Também pela relação com o pai e a vontade que teve de inaugurar a loja, foi tão difícil para ela realmente fechar as portas e partir para outros caminhos. Mas, com a morte do irmão, em outubro deste ano, ficou inviável que cuidasse de tudo sozinha, desde os aspectos mais diários até o caixa. Mas esse legado, para ela, não vai acabar – até porque as peças seguem em várias famílias e também marcaram da sua maneira cada pessoa que usou os tecidos da loja. “É um marco, uma referência. Quando tinha festas, era a gente que vestia, a gente ficava sabendo de tudo”, afirma Rosângela.
Diferenciais da Loja da Seda
Uma loja que chega a 72 anos de funcionamento precisa ter diferenciais. O primeiro deles, como conta Rosângela, estava justamente na seda pura, que acabou dando nome ao estabelecimento. “As pessoas vinham de longe procurar”, relembra. Também por essa relação, foram conhecendo profundamente as opções que ofereciam, como era a melhor forma de usar os tecidos e também quem eram as costureiras por trás das obras, que já negociavam muitas vezes diretamente com a família para fazerem as peças.
“Outro dia, um rapaz chegou para mim e falou: quero um metro do tule rebordado. Eu só respondi ‘não’. Não ia dar certo”, conta Rosângela. Ela então revela que fez o que já havia feito outras vezes: explicou por que aquela quantidade não daria certo, já que conhecia o tecido e sabia que seria insuficiente para fazer a peça que ele queria. O jovem então retornou, depois de conversar com a costureira, e ver que ela tinha o ajudado. “A gente tem que valorizar o dinheiro da outra pessoa.”
Ligação com as pessoas e com a rua
A Loja da Seda passou por grandes dificuldades na pandemia, já que foram quatro meses totalmente fechada e sem entrada de dinheiro. Como pensa Rosângela, os impactos ainda podem ser sentidos em todo o comércio. “Mudou tudo para gente. Ainda temos resquícios da pandemia”, diz. Naquele momento, eles chegaram a pensar na possibilidade de migrar também para o on-line, mas Rosângela entendeu que aquilo ia fazer com que perdessem a verdadeira alma do negócio. Também por essa convivência, que movia todos os seus dias, entende que está sendo tão difícil para ela seguir depois do fechamento. “Era o bem mais precioso da minha vida. Ainda é.”

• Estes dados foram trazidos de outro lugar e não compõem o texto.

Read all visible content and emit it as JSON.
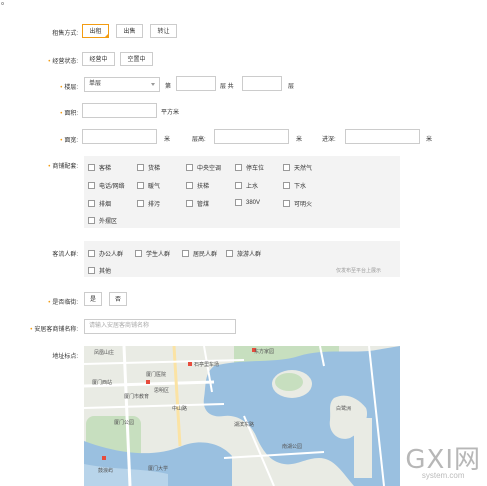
{
  "top_mark": "。",
  "rent_type": {
    "label": "租售方式:",
    "options": [
      "出租",
      "出售",
      "转让"
    ],
    "selected": "出租"
  },
  "business_status": {
    "label": "经营状态:",
    "options": [
      "经营中",
      "空置中"
    ]
  },
  "floor": {
    "label": "楼层:",
    "select_value": "单层",
    "text_di": "第",
    "text_ceng_gong": "层 共",
    "text_ceng": "层"
  },
  "area": {
    "label": "面积:",
    "unit": "平方米"
  },
  "dimensions": {
    "label": "面宽:",
    "unit1": "米",
    "height_label": "层高:",
    "unit2": "米",
    "depth_label": "进深:",
    "unit3": "米"
  },
  "facilities": {
    "label": "商铺配套:",
    "items": [
      "客梯",
      "货梯",
      "中央空调",
      "停车位",
      "天然气",
      "电话/网络",
      "暖气",
      "扶梯",
      "上水",
      "下水",
      "排烟",
      "排污",
      "管煤",
      "380V",
      "可明火",
      "外摆区"
    ]
  },
  "customers": {
    "label": "客流人群:",
    "items": [
      "办公人群",
      "学生人群",
      "居民人群",
      "旅游人群",
      "其他"
    ],
    "hint": "仅发布至平台上展示"
  },
  "street": {
    "label": "是否临街:",
    "options": [
      "是",
      "否"
    ]
  },
  "shop_name": {
    "label": "安居客商铺名称:",
    "placeholder": "请输入安居客商铺名称"
  },
  "location": {
    "label": "地址标点:"
  },
  "map_labels": [
    "东方家园",
    "石亭里车场",
    "厦门西站",
    "厦门医院",
    "凤凰山庄",
    "厦门市教育",
    "思明区",
    "厦门公园",
    "中山路",
    "鼓浪屿",
    "厦门大学",
    "湖滨东路",
    "南湖公园",
    "白鹭洲"
  ],
  "watermark": {
    "big": "GXI网",
    "small": "system.com"
  },
  "colors": {
    "accent": "#f39c12",
    "water": "#9ac0e0",
    "land": "#e9ebe4",
    "park": "#c7dfbf"
  }
}
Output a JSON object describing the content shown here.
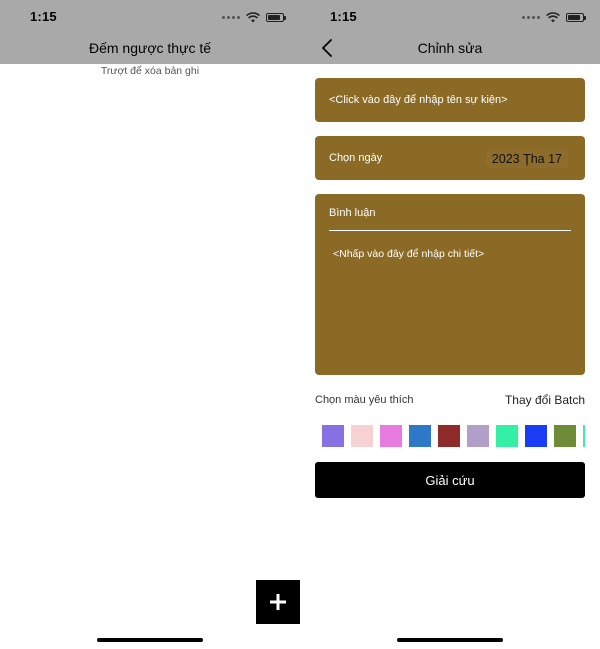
{
  "status": {
    "time": "1:15"
  },
  "list_screen": {
    "title": "Đếm ngược thực tế",
    "subtitle": "Trượt để xóa bản ghi",
    "add_icon": "plus-icon"
  },
  "edit_screen": {
    "title": "Chỉnh sửa",
    "back_icon": "chevron-left-icon",
    "event_placeholder": "<Click vào đây để nhập tên sự kiện>",
    "date_label": "Chọn ngày",
    "date_value": "2023 Ţha 17",
    "comment_label": "Bình luận",
    "comment_placeholder": "<Nhấp vào đây để nhập chi tiết>",
    "color_label": "Chọn màu yêu thích",
    "batch_label": "Thay đổi Batch",
    "swatches": [
      "#8671e2",
      "#f7d2d2",
      "#e87bdf",
      "#2d78c7",
      "#8f2b2b",
      "#b19fc9",
      "#35f0a4",
      "#1a3cf5",
      "#6d8c35",
      "#35f0a4"
    ],
    "save_label": "Giải cứu"
  },
  "colors": {
    "topbar": "#a9a9a9",
    "card": "#8b6a25",
    "button": "#000000"
  }
}
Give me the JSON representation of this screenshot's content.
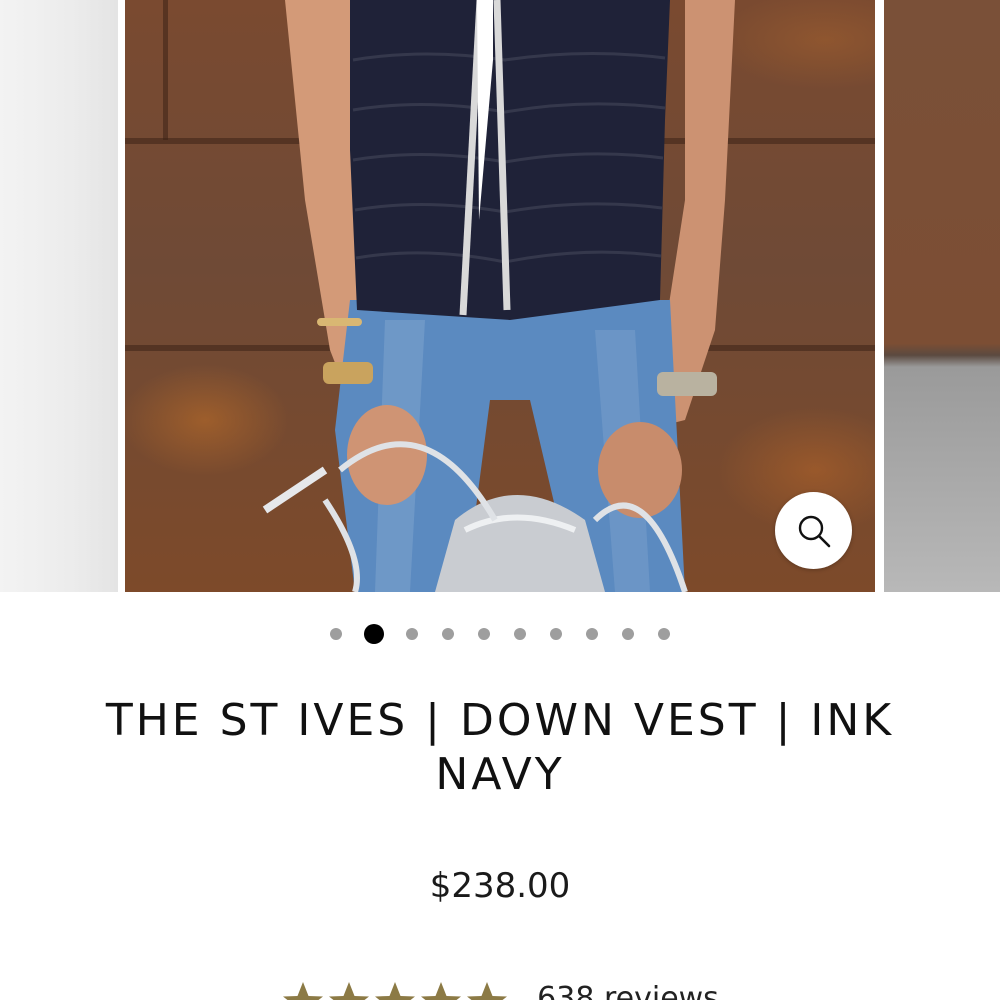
{
  "product": {
    "title": "THE ST IVES | DOWN VEST | INK NAVY",
    "price": "$238.00"
  },
  "gallery": {
    "current_index": 2,
    "total_slides": 10,
    "zoom_icon": "magnifier-icon"
  },
  "reviews": {
    "rating_fraction": 0.9,
    "count_label": "638 reviews"
  },
  "colors": {
    "star": "#8c7a45",
    "active_dot": "#000000",
    "dot": "#9e9e9e",
    "vest": "#1f2238"
  }
}
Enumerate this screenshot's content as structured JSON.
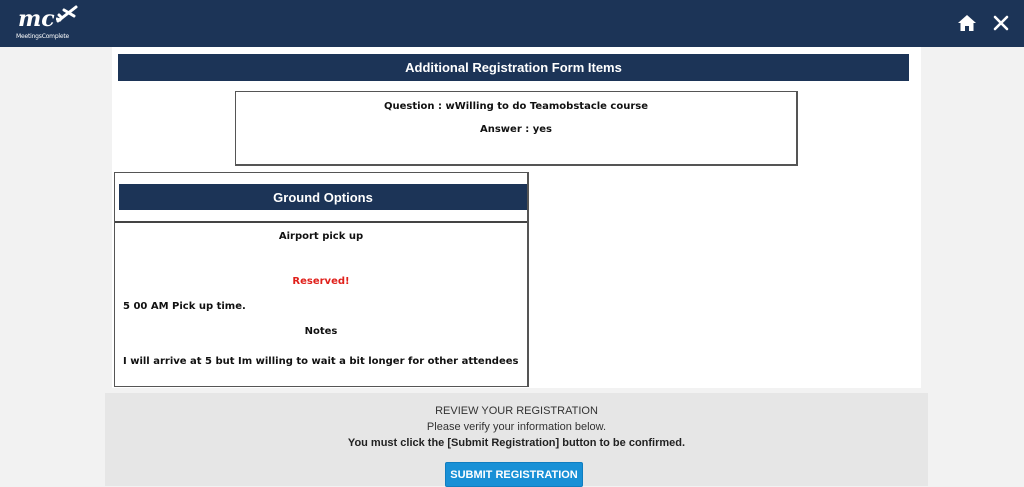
{
  "header": {
    "logo_text": "mc",
    "logo_subtitle": "MeetingsComplete",
    "home_icon": "home-icon",
    "close_icon": "close-icon",
    "bg_color": "#1c3457"
  },
  "registration_items": {
    "title": "Additional Registration Form Items",
    "question": "Question : wWilling to do Teamobstacle course",
    "answer": "Answer : yes"
  },
  "ground_options": {
    "title": "Ground Options",
    "service": "Airport pick up",
    "status": "Reserved!",
    "status_color": "#e0201b",
    "pickup_time": "5 00 AM Pick up time.",
    "notes_label": "Notes",
    "notes": "I will arrive at 5 but Im willing to wait a bit longer for other attendees"
  },
  "review": {
    "heading": "REVIEW YOUR REGISTRATION",
    "instruction": "Please verify your information below.",
    "warning": "You must click the [Submit Registration] button to be confirmed.",
    "submit_label": "SUBMIT REGISTRATION",
    "button_color": "#1890d6"
  }
}
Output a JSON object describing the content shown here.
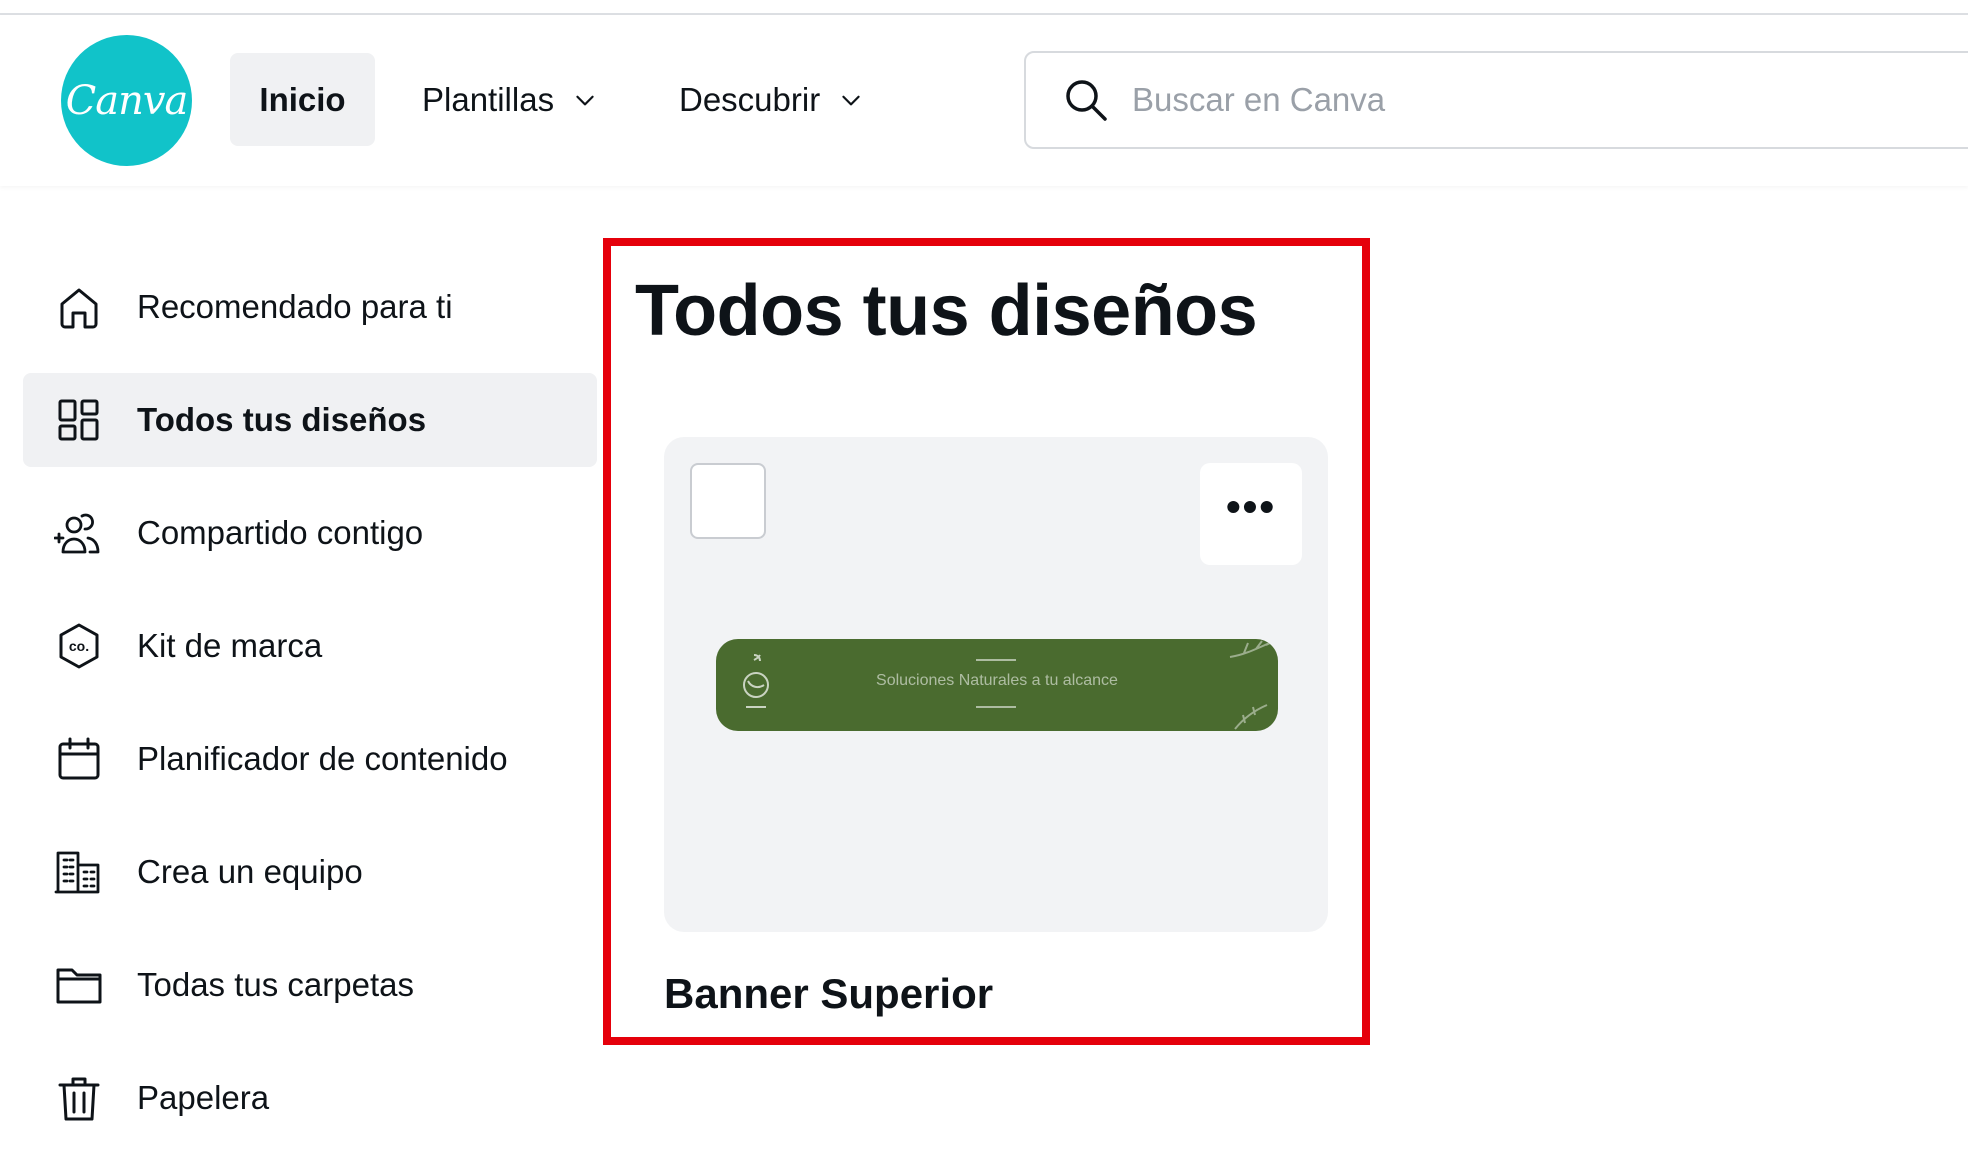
{
  "app": {
    "logo_text": "Canva",
    "brand_color": "#11c3c9"
  },
  "header": {
    "nav": [
      {
        "label": "Inicio",
        "active": true
      },
      {
        "label": "Plantillas",
        "icon": "chevron-down-icon"
      },
      {
        "label": "Descubrir",
        "icon": "chevron-down-icon"
      }
    ],
    "search": {
      "placeholder": "Buscar en Canva",
      "value": "",
      "icon": "search-icon"
    }
  },
  "sidebar": {
    "items": [
      {
        "label": "Recomendado para ti",
        "icon": "home-icon",
        "active": false
      },
      {
        "label": "Todos tus diseños",
        "icon": "grid-icon",
        "active": true
      },
      {
        "label": "Compartido contigo",
        "icon": "shared-people-icon",
        "active": false
      },
      {
        "label": "Kit de marca",
        "icon": "brand-kit-icon",
        "active": false
      },
      {
        "label": "Planificador de contenido",
        "icon": "calendar-icon",
        "active": false
      },
      {
        "label": "Crea un equipo",
        "icon": "building-icon",
        "active": false
      },
      {
        "label": "Todas tus carpetas",
        "icon": "folder-icon",
        "active": false
      },
      {
        "label": "Papelera",
        "icon": "trash-icon",
        "active": false
      }
    ]
  },
  "main": {
    "title": "Todos tus diseños",
    "highlight_color": "#e5000b",
    "designs": [
      {
        "title": "Banner Superior",
        "thumbnail_text": "Soluciones Naturales a tu alcance",
        "thumbnail_color": "#4a6b2f",
        "selected": false,
        "more_icon": "more-dots-icon"
      }
    ]
  }
}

Rosângela ainda não sabe o que será da sua vida depois do fechamento da loja, mas entende que precisa manter o que tinha ali, da ligação das pessoas e com a rua. Esse contato é o que a família mais agradece, com o fechamento da loja, e que também cultiva: ela anda no Centro cumprimentando as pessoas, entrando nas lojas, sentando em cadeiras das barraquinhas. Conhece todo mundo. “Quero continuar trabalhando com gente, perto da rua. Isso para mim é a maior escola da vida. Meu pai também era assim, é uma coisa que está no sangue.”